Yesterday, I visited the wedding show at Toronto’s International Centre, to take pictures of celebrity (and world-class expert!) wedding organizer Jane Dayus-Hinch of, among others, “Wedding SOS” fame. Here’s Jane, who, as always, did herself proud with this great hat:
While shooting, I learned a thing or two (or three) about weddings from her: worth it for that reason alone. How should bridesmaids hold bouquets? Things like that make all the difference, and Jane is a master of such details.
But I also looked around at the show.
Bit of background: I teach a course at Sheridan College, “Running a small photography business”. So with that in mind, what did I see? Many photographers selling their stuff, with great booths.
Here’s the problem. All of these photographers had great booths showing off their, generally excellent, work. But not one helped a bride choose. Yeah, they make great photos. That’s ten out of ten. Now what, if I am the bride?

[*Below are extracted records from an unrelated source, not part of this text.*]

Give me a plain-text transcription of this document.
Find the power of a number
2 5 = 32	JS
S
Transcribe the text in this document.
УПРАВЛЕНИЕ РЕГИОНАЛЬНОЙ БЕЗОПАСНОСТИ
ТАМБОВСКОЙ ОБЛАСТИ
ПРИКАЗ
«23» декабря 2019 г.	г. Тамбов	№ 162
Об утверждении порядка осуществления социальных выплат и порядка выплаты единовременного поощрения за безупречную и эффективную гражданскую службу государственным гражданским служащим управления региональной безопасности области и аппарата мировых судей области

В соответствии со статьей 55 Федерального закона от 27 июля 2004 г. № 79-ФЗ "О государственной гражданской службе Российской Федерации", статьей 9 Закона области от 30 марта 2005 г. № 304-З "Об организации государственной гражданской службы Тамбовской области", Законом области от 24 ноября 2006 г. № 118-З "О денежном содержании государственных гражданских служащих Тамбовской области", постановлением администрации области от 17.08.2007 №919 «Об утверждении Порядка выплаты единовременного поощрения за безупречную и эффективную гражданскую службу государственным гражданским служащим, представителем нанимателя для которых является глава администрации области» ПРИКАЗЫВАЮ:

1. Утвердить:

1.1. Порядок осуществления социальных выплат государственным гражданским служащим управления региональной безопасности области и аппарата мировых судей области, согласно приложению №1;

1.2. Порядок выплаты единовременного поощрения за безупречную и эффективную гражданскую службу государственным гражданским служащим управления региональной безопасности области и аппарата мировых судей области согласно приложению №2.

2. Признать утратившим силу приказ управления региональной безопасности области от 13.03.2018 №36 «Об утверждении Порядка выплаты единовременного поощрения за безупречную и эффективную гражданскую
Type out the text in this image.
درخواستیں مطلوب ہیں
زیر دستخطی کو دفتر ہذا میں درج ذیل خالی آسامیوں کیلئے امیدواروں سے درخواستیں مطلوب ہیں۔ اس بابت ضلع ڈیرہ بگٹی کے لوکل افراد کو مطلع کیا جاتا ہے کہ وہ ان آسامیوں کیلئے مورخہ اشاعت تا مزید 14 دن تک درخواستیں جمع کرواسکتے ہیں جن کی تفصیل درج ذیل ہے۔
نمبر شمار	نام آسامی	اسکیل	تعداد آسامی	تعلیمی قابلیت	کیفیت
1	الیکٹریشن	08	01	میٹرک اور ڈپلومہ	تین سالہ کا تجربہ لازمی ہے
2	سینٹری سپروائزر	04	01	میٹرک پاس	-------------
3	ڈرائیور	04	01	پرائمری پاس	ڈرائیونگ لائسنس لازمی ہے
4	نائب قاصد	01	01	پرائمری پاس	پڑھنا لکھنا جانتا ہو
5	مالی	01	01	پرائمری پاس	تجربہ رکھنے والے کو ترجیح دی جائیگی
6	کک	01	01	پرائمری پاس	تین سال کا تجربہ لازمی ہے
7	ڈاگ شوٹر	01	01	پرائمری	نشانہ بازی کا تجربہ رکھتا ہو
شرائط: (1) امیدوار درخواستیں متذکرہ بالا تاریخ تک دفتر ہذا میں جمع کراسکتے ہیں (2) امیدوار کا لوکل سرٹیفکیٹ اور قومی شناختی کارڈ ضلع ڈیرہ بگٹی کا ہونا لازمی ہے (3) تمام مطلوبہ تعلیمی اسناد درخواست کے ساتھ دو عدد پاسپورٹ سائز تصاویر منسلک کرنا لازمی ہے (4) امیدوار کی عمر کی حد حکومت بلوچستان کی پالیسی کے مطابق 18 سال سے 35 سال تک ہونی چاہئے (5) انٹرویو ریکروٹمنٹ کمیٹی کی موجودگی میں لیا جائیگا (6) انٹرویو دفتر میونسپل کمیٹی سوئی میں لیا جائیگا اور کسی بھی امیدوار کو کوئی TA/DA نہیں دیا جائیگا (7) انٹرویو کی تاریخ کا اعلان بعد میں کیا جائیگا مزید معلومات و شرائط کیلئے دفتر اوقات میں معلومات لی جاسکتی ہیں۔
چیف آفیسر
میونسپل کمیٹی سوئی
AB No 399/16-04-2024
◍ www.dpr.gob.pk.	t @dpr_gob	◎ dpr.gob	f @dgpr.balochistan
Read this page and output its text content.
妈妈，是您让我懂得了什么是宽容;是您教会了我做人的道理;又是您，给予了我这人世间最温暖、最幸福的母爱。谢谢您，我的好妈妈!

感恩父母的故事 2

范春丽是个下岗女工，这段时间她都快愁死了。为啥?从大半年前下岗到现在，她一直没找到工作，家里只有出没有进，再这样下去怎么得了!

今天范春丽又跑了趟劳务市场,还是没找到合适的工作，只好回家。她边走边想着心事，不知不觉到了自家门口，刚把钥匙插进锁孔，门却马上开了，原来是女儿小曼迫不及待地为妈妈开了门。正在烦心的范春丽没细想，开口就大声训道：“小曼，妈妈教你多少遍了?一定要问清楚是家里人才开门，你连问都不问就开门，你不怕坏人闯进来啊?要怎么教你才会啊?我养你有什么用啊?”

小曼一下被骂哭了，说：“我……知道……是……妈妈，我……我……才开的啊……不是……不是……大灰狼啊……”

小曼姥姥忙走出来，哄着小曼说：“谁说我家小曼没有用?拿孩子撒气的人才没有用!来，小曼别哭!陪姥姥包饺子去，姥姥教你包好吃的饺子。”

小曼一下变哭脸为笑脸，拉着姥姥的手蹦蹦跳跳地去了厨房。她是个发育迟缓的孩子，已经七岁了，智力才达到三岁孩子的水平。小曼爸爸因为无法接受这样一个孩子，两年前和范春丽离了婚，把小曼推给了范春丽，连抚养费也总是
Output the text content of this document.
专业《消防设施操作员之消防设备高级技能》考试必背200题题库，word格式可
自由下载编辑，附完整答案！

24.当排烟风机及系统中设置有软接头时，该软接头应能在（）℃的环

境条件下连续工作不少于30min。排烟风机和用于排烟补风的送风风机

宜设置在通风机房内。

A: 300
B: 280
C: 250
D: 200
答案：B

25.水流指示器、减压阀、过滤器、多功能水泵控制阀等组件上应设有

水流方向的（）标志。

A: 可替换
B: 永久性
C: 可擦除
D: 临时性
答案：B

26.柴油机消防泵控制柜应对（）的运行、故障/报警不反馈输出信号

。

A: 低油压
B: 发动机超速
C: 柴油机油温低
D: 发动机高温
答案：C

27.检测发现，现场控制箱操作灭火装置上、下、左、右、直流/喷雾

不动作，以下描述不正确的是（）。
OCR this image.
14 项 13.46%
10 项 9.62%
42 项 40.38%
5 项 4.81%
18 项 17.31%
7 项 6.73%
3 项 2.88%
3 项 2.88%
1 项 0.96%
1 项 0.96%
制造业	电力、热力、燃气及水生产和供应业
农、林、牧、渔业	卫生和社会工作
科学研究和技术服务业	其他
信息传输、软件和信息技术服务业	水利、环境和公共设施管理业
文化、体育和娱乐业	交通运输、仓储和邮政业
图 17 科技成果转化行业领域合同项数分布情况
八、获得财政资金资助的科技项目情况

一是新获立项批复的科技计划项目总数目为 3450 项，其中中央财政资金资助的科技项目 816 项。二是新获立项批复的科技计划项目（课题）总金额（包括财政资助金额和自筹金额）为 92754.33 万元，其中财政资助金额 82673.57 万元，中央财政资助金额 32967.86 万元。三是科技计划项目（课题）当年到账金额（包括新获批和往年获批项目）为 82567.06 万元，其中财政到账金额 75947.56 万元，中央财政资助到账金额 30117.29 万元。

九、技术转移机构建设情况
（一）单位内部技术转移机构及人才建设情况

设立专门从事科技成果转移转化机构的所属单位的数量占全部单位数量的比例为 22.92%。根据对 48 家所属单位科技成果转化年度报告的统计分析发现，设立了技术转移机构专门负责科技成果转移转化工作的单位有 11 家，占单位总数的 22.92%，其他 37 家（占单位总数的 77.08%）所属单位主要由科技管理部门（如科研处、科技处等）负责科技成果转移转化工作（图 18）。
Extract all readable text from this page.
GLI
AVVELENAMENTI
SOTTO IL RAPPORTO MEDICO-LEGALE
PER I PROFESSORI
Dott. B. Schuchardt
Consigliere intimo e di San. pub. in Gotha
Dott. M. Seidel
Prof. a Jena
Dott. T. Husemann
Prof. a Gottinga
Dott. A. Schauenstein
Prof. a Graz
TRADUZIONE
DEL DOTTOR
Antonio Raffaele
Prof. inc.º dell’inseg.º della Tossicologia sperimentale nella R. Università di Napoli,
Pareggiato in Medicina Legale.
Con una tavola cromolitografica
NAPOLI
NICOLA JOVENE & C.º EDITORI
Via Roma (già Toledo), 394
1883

Start with the company names. They all had “me me me” names. And meaningless names, like “In Focus Photography” (you better bloody well hope so!), “Luminous Light” (D’oh. Is there any other type?”) and so on. How about a name that is about the client? (I venture to say that our own “To Live, To Love” is better in tune with brides!).
And as far as I saw, not one mentioned why the bride should go with them. As said, imagine yourself a bride. Now what? Ten equally competent photographers. Who do I go with? No idea, so I go by my friends’ reference and ignore the booths.
If I had walked up to these photographers to ask in person “why are you so special?”, I presumably would have gotten some answers. They can be anything: “unique selling points”, or USPs, in marketing speak. Like “we are cheaper”, or “we shoot edgy modern candids only”, or ‘we’re like Vogue”, or “we do traditional photos your grandparents will like”, or “we have the best leather albums”, or “we have more experience”, or “we use better lenses”, or “we also shoot celebrities”, or “we are great at making people look thinner and taller”, or “we work harder than any other photographer”, or “we are rated higher than anyone else by both brides and mothers-in-law”, or “only we deliver our pictures within one week”, or.. the list goes on. And whatever the reasons are, those are what I would expect to see writ large in the booths. Not just “we make great photos are our name is X”.
And then you put these in the client’s reference frame. Not just “we do X”, but “You will have a better wedding day because of X”.
The life of a photographer is all about marketing, and I was sad to see that none of the photographers at the show had great ideas of how to go about it.
Or as someone with a stake in the business, maybe I should be happy to see this? (That calls for a smiley: 🙂
In any case: sell based on “you you you”, not on “me me me”. Find USPs, then put these in clients’ terms., then make that your message. Not the stuff everyone else does too (like well exposed, sharp images).